Joan Didion si svegliava tardi la mattina e faceva colazione con gli occhiali da sole neri anche dentro casa, bevendo una Coca Cola. Ha un problema con i serpenti, è molto magra e capricciosa. Le piace stare davanti all’Oceano, quello che si vede dalla sua casa isolata vicino Malibu, nella zona di Trancas, ristrutturata da un giovane Harrison Ford allora carpentiere. Ecco l’assurdo: per caso, Ford, che diventerà da lì a poco Harrison Ford, ha costruito le scale che la portano al mare, la palafitta dove prende il sole. È come se ci fosse il magnete del successo intorno a lei, della fortuna, un cerchio d’oro in cui tutti quelli che entrano diventeranno famosi.

Questi sono alcuni degli elementi che si possono notare guardando The center will not hold, il documentario su Netflix che racconta la vita della scrittrice attraverso le sue parole, intervistata dal nipote Griffin Dunne. Da quando era bambina scriveva storie, racconti geniali sul suo blocchetto Big 5 blu – il primo parlava di una donna che pensava di morire congelata nella notte artica ma la mattina dopo si ritrovava nel deserto del Sahara dove sarebbe morta di caldo. Aveva cinque anni e da lì in poi Didion si sarebbe mossa in funzione della sua vocazione: fare la scrittrice, essere una scrittrice. Tutti i docu-ritratti sono strutturati così: cosa rende unico questo personaggio? La sua ossessione. Se vuoi fare bene una cosa devi fare solo quella, sennò ti perdi, ti sprechi, ti spandi male.

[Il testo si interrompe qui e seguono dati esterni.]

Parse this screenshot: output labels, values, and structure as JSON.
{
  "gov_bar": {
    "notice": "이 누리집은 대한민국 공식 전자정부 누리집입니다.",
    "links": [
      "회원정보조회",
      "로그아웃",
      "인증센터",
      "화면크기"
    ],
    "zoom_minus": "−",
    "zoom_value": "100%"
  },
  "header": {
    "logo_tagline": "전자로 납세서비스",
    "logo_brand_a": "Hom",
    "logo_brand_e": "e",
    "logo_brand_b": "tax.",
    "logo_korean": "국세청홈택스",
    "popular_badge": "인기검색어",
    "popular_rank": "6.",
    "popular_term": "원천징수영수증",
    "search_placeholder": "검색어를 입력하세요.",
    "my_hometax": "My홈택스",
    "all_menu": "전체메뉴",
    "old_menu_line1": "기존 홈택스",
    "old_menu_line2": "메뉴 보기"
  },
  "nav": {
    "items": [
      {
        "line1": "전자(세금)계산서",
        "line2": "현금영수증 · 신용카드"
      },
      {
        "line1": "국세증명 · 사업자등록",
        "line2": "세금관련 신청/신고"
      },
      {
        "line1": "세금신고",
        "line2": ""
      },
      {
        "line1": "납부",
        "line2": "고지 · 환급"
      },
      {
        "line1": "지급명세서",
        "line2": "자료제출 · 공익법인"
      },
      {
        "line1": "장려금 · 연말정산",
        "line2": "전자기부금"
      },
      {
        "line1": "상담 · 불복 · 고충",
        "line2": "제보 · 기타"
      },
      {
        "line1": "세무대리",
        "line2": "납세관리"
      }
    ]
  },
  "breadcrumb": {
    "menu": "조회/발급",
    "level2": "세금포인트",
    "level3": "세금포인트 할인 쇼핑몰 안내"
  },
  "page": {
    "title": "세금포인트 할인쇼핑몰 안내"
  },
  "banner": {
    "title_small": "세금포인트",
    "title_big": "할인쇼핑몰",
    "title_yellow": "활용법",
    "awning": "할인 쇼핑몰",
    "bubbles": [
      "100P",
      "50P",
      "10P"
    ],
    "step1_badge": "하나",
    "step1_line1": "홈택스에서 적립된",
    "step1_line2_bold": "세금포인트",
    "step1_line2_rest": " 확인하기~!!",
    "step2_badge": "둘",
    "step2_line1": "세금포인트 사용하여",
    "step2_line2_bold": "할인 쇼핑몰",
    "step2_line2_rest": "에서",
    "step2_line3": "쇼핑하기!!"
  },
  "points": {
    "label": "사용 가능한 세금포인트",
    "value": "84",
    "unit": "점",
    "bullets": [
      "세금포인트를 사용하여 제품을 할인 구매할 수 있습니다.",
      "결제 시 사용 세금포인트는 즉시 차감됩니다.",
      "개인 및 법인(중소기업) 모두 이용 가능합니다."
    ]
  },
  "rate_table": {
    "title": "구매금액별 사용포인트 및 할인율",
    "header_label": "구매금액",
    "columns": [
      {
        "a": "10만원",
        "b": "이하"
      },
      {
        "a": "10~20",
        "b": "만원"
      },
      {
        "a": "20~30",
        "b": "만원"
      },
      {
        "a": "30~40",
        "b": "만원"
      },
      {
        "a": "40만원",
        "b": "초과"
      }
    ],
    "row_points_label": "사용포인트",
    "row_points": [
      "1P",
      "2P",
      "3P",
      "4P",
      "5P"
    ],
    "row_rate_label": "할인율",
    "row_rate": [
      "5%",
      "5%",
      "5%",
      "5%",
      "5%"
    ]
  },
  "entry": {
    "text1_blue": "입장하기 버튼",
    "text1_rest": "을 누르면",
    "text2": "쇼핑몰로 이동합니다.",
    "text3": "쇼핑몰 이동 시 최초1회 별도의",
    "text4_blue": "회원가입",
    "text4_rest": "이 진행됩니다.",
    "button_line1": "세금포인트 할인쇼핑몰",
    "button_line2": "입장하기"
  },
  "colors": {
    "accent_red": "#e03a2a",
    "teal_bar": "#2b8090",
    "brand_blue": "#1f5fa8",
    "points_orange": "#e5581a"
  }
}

Anche la sua storia con John Gregory Dunne rientra in questo disegno fatale. Non avrebbe mai potuto stare con uno che non faceva lo scrittore. «La mia relazione con John è stata una decisione». Non sa cosa significhi innamorarsi, confessa, nessun uomo l’ha mai portata sull’ansa del fiume dove crescono i pioppi, il suo John non era John Wayne ma scriveva bene. Mentre Didion parla alla telecamera non si riesce a non rimanere ipnotizzati dalle vene blu-viola che escono fuori dalle mani e dai polsi, quando l’obiettivo si blocca per più di qualche secondo su quelle parti del suo corpo viene quasi da coprisi gli occhi.

Com’è che non mi sveglio con gli occhiali da sole Chanel e non faccio colazione bevendo Coca Cola? Perché non sono ossessionata dalla Coca Cola? Perché non mi arrabbio con tutti se non c’è una Coca nel frigo? Bisogna essere strani, capricciosi, coraggiosi, e pure egoisti. Ma soprattutto bisogna essere ossessionati da una, massimo due cose. Tipo scrittura e Coca Cola. Questa sembra essere la ricetta, la regola. Rassicurante. Ma forse ci si può pure perdere: se devi scrivere scriverai anche al wc, se devi dipingere lo farai in ogni caso, se devi qualcosa non sarà certo la contingenza a fermarti. Pauroso, ma non c’è una strada giusta per arrivare dove si vuole arrivare. Invece di ossessionarci con le cose che ci piacciono ci ossessioniamo guardando le persone che fanno le cose che ci piacciono o che crediamo potrebbe piacerci fare.

Quanti si fissano su cose che non sono capaci di fare solo perché sono stati conquistati guardando il docu-film su Saint Laurent o Frida Kahlo? Questo è l’unico motivo per cui si guarda fino alla fine questo doc pallosissimo su Didion, per sperare di diventare come lei, per mangiarla con gli occhi, per pensare bene, Didion a 28 anni si sentiva persa a New York e se ne voleva andare. Ok, era redattrice di Vogue ma questo è un dettaglio. Chi l’ha finito di vedere e poi si è sentito molto bene o molto male ha un problema. Perché i miti diventano modelli? Dovrebbero prelevarli dal pianeta terra e spostarli in un universo parallelo, un universo in cui Dio non diventa uomo. Didion non è solo modello di giovani wannabe scrittrici quindi modello di contenuti, anche se spesso non si tratta tanto di contenuti ma del suo successo.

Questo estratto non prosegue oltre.